What is the most commonly used phrase in English that came from a movie?

I’m sure the term Groundhog Day was used in that movie, but probably not in the context that it has become since that movie came out, meaning doing the same thing over and over. Does that count?

We wouldn’t be talking about it except for The Office. First time in print? Certainly people needed bigger boats for things before Jaws or had lists of bucket assignments for janitorial, deck swabbing, or milking duty before Bucket Lists.

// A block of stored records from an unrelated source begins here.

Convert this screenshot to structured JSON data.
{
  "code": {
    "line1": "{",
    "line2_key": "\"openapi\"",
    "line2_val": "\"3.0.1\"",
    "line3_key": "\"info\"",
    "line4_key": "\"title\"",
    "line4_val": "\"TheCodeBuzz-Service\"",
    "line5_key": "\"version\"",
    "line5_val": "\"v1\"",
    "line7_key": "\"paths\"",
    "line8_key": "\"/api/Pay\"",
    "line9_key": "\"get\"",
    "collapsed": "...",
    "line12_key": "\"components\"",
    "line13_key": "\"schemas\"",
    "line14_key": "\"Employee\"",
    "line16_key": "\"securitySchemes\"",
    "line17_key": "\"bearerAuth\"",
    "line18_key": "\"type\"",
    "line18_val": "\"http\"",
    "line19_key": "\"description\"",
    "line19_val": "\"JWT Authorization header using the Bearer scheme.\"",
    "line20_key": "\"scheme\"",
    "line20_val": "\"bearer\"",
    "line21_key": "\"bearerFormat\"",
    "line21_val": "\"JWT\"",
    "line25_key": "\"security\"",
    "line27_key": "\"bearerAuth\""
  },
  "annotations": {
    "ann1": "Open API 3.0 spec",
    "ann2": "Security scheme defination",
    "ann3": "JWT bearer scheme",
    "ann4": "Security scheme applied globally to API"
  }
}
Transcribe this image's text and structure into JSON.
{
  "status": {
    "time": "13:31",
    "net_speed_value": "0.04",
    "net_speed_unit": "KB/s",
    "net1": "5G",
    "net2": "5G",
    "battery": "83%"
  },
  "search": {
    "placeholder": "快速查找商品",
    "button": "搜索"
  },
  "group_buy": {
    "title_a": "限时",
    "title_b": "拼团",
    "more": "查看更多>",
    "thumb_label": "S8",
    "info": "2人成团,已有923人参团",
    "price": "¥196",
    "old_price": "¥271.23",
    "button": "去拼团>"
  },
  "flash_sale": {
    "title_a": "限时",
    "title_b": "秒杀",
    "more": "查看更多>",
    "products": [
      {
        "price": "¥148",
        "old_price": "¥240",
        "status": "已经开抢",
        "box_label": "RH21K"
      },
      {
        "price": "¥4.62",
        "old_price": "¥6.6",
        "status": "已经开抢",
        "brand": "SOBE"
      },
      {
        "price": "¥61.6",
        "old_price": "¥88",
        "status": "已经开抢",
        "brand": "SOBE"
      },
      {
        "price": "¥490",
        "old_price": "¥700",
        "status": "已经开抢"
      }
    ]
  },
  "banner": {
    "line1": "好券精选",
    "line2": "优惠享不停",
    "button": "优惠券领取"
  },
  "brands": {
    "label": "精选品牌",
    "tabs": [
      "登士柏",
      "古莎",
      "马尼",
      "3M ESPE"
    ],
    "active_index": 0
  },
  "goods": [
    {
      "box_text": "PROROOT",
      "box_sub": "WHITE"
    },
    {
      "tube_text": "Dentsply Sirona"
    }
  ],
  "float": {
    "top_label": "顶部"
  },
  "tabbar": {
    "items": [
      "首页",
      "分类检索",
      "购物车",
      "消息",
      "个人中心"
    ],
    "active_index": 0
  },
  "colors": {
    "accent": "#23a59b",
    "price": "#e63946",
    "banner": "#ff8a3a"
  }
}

It looks like “that’s what she said” as double entendre predates The Office, though–going back on TV at least to 1975 SNL.

Nuke it from orbit.

I was thinking about this quote the other day did it come from that movie This is Spinal Tap?

“That’s what she said”? That was around since forever.

It wouldn’t be up for discussion in this thread if not for the later use. That it was an old, tired joke is why the Michael Scott character says it.

How you like them apples?

It’s not up for discussion in this thread–it absolutely breaks the very first rule in the OP.

No one posted any movie examples within a couple hours so I took the liberty of expanding the thread in the usual fashion.

But people have always left Kansas, had little friends, declared their intent to return, offer to have days made. ‘That’s what she said’ is a Michael Scott thing, just like we all know who has shorts to be eaten, where the beef is, or which direction I get beamed.

This is 100% false. Lots of people have said that for decades, dating back at least to the 80s (when I started hearing it in high school and college).

Yeah. I don’t think there’s a line in that scene where it’s said exactly that way, but I would think variations count if they’re obvious.

Except that the first use was not in a movie, although also not in the Sherlock Holmes Canon. No one knows exactly where it comes from, but the earliest cite is a Holmes parody dated 1901 where the line is “Elementary, my dear Potson”. (Potson being the parody’s Watson, of course.)

https://quoteinvestigator.com/2016/07/14/watson/

Me, too.

(Show me you work retail/customer service without telling me you work in r./c.s.)

“Bond, James Bond.” - substituting whatever name is appropriate

“I’m as mad as hell and I’m not going to take this anymore.” – Network (1976)

“I’m too old for this shit.” - Lethal Weapon 2(?) (1989)

“He chose…poorly.” – Indiana Jones and the Lost Crusade (1989)

“Fuck the bonus.” – Wanted: Dead or Alive (1986), in common use among certain old-school pinball players who end up tilting the machine in a failed effort to save a ball from going into an out lane, thereby forfeiting their accumulated bonus

As does “Hasta la vista, baby.”

Ooh, good catch! The multitude of uses of the phrase prior to the movies suggests that it was commonly known before then, even if it wasn’t invented by the movies.

“The usual suspects” came from Casablanca.

William Goldman came up with the line “Follow the money” for All The President’s Men.

Here’s one I’ve wondered about: was “the perfect storm” in common use before the book/movie The Perfect Storm?

Yeah, that’s one of those things where people think the first place they saw a thing is the same as its origin.
‘That’s what SHE said’ (or equivalent ways of highlighting an innuendo such as ‘said the actress to the bishop’) is a really old joke-form that probably dates back to Victorian music-hall comedy or before.

It’s not tremendously easy to find exact examples of ‘that’s what she said’ going back that far, but it is trivial to prove that it’s not a Michael Scott thing - here’s someone on the SDMB discussing it several years before The Office first aired in the USA.
(It’s probably something Ricky Gervaise also said in the original series of The Office, but he didn’t invent it either - it’s old)

The saying in the original The Office was in fact the one you’ve mentioned (almost): “as an actress said to a bishop”.